Caption Fail, Fail? or the difference between /f/ and /th/

I’m waiting for my video to load the closed captions on YouTube. I tried to speak in the clearest, most enunciated language of which I am capable. I want caption success. That said, I’m listening to myself right now, and I sound silly and kind of insulting. Let’s say the closed captions completely reflect my intended words. What would that mean? Should I send to the original caption fail guys and say, boom! enunciation, my friends.

Here is the address:

I really did like the caption fail on Christmas carols that was in Multimodality in Motion. I wonder if it would be more difficult to do songs. I’m sure someone has tried to do a caption of Lil’ Wayne. I just looked to see if I could, and I can’t figure it out. Can people caption videos that they don’t upload? That would seem a key feature of adaptability.

UPDATE: Sunday, February 10th

Okay. My overall reaction is that this tool is overall-useful and maybe the mirth at its expense is just mirth. To be fair, I tried to do the opposite of the caption fail guys and speak slowly and clearly. And that probably isn’t realistic. Also, since Melanie told us that the software listens for the voices of middle-class white guys from the Midwest, well, there it is. I think I also have a good shot at being a national, accent-neutral weather person. The actual text is in the blog below (#1 – #3).

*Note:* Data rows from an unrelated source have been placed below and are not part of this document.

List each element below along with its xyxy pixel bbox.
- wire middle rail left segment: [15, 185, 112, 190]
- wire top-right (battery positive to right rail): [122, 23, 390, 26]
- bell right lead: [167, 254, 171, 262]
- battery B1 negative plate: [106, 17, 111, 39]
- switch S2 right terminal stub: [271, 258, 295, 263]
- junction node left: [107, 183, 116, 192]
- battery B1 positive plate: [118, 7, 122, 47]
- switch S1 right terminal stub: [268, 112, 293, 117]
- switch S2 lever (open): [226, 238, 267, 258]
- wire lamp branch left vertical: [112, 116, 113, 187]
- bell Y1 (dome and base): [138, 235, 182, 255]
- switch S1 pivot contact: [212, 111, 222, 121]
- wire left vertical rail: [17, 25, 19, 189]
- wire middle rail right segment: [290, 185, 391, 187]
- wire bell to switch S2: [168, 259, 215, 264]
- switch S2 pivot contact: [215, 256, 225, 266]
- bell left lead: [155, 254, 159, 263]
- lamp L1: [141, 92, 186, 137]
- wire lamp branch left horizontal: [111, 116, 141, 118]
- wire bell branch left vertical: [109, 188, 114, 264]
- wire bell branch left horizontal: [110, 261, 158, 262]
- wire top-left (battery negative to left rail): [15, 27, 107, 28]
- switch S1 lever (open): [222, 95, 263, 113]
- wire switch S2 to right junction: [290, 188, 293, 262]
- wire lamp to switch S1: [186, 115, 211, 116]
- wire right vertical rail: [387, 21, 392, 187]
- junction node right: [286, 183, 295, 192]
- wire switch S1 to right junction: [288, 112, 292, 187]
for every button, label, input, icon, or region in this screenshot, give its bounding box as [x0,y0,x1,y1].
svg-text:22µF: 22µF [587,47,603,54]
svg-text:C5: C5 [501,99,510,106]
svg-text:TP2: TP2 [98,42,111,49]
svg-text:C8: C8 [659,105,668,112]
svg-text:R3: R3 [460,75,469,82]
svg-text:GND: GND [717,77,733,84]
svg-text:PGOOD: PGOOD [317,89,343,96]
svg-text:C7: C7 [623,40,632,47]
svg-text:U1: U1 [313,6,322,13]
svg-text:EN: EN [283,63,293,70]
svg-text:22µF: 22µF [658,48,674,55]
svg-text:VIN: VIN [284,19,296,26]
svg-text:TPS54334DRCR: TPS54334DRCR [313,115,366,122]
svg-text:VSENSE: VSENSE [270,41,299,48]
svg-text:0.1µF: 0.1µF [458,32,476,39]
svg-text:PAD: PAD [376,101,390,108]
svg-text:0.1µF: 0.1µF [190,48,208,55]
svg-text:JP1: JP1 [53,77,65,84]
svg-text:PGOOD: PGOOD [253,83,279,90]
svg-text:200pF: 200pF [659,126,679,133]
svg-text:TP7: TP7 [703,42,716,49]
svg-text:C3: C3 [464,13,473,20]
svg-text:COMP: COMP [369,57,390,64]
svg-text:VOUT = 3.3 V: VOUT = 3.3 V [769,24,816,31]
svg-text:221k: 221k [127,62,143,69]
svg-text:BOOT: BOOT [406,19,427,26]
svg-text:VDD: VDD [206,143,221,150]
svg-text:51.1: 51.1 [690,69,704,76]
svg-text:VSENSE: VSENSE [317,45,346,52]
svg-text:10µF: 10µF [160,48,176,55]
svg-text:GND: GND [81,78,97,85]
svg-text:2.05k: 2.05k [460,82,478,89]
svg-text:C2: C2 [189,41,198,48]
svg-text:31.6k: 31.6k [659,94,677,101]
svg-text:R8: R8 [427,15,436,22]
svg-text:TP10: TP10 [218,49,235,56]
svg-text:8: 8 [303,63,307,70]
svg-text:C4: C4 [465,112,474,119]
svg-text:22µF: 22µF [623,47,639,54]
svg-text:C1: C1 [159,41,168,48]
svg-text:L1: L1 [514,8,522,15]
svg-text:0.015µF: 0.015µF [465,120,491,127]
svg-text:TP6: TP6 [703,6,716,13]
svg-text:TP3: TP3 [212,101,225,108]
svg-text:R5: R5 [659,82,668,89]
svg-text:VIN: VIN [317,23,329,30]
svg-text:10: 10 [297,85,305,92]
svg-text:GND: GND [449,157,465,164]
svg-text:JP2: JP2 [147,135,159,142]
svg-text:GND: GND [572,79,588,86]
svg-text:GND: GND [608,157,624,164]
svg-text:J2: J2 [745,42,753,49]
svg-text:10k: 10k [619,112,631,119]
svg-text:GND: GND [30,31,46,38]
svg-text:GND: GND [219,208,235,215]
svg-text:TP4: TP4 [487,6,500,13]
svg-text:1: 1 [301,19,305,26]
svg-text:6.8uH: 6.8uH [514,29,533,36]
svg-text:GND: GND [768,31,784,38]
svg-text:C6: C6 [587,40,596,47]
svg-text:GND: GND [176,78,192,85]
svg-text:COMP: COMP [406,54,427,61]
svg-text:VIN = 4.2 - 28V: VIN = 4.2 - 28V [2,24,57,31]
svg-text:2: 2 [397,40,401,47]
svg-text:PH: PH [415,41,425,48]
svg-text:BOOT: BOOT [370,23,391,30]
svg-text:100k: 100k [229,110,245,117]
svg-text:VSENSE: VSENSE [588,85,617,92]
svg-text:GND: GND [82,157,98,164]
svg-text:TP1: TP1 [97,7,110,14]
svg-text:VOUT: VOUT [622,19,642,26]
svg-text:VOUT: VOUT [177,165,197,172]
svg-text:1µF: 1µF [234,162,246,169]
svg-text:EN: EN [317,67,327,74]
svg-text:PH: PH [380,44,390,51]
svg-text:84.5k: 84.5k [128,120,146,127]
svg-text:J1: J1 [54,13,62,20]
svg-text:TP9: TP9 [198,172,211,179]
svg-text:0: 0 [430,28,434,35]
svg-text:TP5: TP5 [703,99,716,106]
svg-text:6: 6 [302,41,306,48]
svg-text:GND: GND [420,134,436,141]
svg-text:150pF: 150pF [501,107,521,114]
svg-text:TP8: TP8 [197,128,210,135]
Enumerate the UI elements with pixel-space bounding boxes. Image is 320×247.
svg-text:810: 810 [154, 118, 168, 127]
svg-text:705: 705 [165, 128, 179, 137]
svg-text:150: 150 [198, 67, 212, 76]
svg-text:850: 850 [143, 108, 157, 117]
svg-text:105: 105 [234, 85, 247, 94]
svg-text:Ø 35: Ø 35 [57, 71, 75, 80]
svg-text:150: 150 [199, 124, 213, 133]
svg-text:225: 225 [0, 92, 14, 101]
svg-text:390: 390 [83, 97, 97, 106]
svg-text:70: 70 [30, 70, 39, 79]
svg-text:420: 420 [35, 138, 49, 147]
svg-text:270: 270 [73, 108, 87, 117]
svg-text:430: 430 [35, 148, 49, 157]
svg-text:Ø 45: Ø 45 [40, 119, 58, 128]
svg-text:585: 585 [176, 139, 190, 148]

1) Found poetry. The mistaken words / phrases in my caption fail(?) have a cool, oblique quality to them. The grammar is not impossible, just the word combinations. For example, “in poor taste” became “indian port eight”. It sounds kind of like a rock lyric (i.e. “I thought it was in poor taste / we met at indian port eight” with some fuzzy guitars) that everyone thought meant my drug dealer’s house but was actually my mom’s street name. Now, the most obvious caption fail was the exchange of ‘deaf’ for ‘death.’ The line that stands on its own (“She is deaf”) but becomes “She is death” is so stark but it actually happens three times. The irony that captions that might be used by people who are deaf to access videos on YouTube change ‘deaf’ into ‘death’ is pretty inescapable. There is something to be said for consistency, I suppose. Of course, since I was trying pretty hard for a faithful rendering of what I said out loud and my original purpose was to be clear, the caption fail didn’t follow that. I got the feeling that the guys we watched in class were speaking quickly / in an affected way in order to find some fun / poetry. In this case, at least, I was trying to be a party pooper — at which I largely succeeded.

2) Stir-fry text? I’m going to stay with similarities of caption fail and stir-fry. Andrews suggests that stir-frys allow you to make your own text with “spastic interactivity.” He means that, once he designs it, readers make their own. With caption fail, it’s like I make the original and YouTube makes its own with that interactivity. I would imagine that if I read the same passage more quickly or with an affected accent, I might get more words. In other words, I might get ideas for a new stir-fry if I did a whole bunch of caption fails. One other comment. YouTube capital-F Fails at names. Try to match these (one name garnered two different fails):

1) Zdenick                                                        a) j ke e

2) Anne Gere’s                                                 b) “bruce taylor”

3) Ruth Anna                                                    c) “this a demic”

4) JPEE                                                            d) “retainer”

e) “in years”

Though I imagine you might get them, it seems noteworthy that, like the stir-fry that switched the author of the quote at each mouse touch, proper names (except Michigan and Caribbean…) changed.

3) Patterns. Like I said, the caption tool worked (for the most part). One pattern was the inability to recognize proper nouns. Another one is the /f/ and /th/ sounds.  At least with ‘deaf,’ the mistake happened every time. Verb endings also change on a pretty regular basis — for example ‘describe’ in the original becomes ‘describing’ in the text. That is something I read over / ignored at first, but when nuance is important that lack of accessibility to the full spectrum of verbs might be an issue.